The Mediating Role of Non-Suicidal Self-Injury In the Relationship Between Impulsivity and Suicidal Behavior Among Inpatients Receiving Treatment for Substance Use Disorders
Several theories posit a direct role of impulsivity in suicidal behavior. The interpersonal-psychological theory of suicidal behavior (IPTS) argues that the relationship between impulsivity and suicidal behavior is explained by the painful and/or provocative experiences (PPEs) often encountered by impulsive individuals. It thus seems plausible that nonsuicidal self-injury (NSSI), itself associated with impulsivity, might account for the relationship between impulsivity and suicidal behavior. We examined data from 93 adult inpatients (54.8% male) seeking treatment for substance use disorders.
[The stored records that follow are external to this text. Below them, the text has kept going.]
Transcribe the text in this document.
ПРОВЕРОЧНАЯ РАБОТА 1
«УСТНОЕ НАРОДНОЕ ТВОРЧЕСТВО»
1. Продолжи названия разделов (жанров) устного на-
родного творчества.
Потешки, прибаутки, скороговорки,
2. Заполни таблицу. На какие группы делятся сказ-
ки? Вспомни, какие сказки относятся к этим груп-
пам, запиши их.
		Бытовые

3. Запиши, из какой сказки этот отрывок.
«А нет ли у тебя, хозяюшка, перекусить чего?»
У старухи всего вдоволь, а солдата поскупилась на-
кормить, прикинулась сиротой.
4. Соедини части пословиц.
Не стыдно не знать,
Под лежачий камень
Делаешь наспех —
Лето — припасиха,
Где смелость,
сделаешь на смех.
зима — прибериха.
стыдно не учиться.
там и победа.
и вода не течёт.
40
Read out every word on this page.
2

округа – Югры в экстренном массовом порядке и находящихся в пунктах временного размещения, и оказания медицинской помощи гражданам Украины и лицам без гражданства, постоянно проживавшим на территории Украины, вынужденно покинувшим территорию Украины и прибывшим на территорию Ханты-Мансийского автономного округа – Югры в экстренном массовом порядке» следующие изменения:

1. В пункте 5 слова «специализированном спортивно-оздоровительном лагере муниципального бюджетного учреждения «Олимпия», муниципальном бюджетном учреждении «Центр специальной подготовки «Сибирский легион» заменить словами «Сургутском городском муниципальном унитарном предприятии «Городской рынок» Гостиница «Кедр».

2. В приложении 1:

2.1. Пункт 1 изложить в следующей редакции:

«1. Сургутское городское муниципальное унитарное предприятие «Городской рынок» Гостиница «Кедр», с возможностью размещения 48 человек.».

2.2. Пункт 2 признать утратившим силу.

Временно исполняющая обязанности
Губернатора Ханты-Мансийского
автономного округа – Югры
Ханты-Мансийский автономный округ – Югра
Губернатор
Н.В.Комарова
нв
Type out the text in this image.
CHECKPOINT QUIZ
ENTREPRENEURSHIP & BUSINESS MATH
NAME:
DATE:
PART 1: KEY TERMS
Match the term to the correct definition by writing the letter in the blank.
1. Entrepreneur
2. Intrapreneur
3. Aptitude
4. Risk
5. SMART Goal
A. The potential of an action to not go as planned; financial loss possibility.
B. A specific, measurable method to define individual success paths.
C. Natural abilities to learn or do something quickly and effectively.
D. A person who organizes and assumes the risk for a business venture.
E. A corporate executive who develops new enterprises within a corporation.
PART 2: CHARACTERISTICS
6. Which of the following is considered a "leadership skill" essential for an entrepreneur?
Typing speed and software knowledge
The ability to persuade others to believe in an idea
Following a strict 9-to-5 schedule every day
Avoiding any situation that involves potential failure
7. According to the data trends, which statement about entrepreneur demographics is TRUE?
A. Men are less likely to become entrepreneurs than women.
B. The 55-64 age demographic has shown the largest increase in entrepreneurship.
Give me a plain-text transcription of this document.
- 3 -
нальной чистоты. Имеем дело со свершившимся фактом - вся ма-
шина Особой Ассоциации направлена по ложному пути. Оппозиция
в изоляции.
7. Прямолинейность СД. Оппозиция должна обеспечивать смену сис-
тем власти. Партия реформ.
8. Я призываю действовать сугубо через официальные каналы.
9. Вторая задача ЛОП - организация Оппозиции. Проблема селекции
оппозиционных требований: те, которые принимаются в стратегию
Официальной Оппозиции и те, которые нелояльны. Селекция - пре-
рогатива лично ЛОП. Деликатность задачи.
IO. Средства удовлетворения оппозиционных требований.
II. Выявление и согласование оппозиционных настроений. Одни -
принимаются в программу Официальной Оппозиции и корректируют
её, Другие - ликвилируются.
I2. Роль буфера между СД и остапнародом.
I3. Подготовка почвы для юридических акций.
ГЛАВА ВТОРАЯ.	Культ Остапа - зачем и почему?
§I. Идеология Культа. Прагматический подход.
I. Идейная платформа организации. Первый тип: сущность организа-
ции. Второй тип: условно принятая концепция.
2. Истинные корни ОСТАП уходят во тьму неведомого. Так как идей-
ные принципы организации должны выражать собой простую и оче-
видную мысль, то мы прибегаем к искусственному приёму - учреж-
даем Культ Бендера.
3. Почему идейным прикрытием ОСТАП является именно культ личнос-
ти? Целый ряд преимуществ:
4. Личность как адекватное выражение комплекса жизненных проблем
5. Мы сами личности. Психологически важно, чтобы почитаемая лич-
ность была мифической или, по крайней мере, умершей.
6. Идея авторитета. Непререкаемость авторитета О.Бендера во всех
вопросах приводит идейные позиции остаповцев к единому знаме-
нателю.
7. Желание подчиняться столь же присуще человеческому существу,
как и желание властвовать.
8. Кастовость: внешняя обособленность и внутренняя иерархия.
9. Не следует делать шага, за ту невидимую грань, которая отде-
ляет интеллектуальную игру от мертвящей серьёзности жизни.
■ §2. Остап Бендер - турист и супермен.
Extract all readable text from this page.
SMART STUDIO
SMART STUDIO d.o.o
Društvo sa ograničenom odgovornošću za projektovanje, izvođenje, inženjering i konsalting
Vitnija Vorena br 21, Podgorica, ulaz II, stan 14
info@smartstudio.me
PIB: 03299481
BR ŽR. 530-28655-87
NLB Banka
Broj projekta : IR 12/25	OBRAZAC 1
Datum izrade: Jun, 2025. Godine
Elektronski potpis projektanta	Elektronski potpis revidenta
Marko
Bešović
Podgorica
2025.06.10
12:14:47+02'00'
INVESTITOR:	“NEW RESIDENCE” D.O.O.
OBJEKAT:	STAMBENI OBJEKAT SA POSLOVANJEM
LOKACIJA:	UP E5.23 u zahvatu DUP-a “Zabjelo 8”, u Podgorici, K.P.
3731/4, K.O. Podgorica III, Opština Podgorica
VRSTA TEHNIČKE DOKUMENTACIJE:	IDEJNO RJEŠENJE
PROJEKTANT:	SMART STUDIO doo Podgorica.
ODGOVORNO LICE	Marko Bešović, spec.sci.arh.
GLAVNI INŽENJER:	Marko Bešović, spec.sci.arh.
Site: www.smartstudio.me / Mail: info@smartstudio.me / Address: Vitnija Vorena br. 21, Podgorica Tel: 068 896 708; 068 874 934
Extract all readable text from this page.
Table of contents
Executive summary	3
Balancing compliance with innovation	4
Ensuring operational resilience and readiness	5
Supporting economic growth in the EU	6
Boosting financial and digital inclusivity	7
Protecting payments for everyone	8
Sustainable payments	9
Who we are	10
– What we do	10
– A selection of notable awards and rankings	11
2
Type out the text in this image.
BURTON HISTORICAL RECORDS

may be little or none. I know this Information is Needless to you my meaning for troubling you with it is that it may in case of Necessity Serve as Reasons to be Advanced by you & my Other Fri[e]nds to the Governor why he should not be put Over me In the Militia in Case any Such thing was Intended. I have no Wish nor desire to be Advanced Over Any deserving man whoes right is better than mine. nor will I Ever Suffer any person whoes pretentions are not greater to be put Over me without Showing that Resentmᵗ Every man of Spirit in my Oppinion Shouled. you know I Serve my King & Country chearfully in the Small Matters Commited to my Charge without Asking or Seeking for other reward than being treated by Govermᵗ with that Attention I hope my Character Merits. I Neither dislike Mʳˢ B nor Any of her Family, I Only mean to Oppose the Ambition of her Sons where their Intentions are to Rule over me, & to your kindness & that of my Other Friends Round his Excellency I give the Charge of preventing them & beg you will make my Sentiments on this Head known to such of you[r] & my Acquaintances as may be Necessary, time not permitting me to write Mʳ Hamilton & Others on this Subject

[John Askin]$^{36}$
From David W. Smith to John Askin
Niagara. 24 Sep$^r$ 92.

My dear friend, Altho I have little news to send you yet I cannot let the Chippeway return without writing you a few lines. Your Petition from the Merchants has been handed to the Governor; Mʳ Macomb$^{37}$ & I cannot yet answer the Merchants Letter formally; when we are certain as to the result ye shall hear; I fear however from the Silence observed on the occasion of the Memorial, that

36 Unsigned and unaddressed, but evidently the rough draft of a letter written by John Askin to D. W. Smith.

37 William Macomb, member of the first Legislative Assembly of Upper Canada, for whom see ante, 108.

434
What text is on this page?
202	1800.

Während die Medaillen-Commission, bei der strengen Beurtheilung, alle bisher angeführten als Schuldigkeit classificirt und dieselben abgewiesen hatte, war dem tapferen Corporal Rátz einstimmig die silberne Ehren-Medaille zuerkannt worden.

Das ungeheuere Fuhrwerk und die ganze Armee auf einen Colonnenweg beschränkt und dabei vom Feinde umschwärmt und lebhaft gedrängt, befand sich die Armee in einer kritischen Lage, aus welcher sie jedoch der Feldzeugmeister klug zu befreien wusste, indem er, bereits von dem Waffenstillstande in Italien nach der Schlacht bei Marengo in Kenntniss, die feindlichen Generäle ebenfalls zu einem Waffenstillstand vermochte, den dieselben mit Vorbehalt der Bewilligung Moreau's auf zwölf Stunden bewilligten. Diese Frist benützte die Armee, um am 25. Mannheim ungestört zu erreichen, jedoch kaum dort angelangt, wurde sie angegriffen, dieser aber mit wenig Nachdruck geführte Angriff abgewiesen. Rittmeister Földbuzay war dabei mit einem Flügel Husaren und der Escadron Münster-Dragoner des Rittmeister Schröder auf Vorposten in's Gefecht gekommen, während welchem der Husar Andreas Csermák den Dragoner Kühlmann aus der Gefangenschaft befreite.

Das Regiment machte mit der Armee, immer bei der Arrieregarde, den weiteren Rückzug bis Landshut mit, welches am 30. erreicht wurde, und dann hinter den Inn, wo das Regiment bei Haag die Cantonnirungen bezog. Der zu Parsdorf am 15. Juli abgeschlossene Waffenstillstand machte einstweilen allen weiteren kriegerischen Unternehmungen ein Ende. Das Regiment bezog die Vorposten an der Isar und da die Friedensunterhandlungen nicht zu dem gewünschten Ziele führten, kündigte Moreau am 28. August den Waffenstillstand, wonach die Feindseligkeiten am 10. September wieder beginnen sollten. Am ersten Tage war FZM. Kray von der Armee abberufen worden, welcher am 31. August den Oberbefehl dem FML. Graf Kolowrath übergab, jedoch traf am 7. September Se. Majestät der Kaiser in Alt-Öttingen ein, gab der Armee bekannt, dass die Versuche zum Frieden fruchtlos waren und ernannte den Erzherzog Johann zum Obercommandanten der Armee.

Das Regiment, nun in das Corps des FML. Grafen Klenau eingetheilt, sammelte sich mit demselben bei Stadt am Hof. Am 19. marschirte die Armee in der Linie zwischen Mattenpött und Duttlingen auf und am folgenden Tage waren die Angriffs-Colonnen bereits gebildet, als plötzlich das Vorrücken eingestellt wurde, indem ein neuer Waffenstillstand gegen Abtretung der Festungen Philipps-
Patients completed a structured interview assessing prior suicidal behavior and a series of self-report questionnaires examining impulsivity, NSSI, and psychopathology. Four impulsivity dimensions (negative urgency, positive urgency, lack of premeditation, lack of perseverance) were associated with lifetime number of suicide attempts and/or suicide potential. Furthermore, results supported our hypotheses, as all but one relation was better accounted for by NSSI and, in the one exception, the direct effect was non-significant. Findings are consistent with the IPTS and suggest that suicidal behavior may not be a direct manifestation of impulsivity, but facilitated through exposure to PPEs capable of altering an individual׳s relationship to pain and fear of death.
Anestis, M. D.,
Tull, M. T.,
Lavender, J. M.,
Gratz, K. L.
(2014). The Mediating Role of Non-Suicidal Self-Injury In the Relationship Between Impulsivity and Suicidal Behavior Among Inpatients Receiving Treatment for Substance Use Disorders. Psychiatry Research, 218(1), 166-173.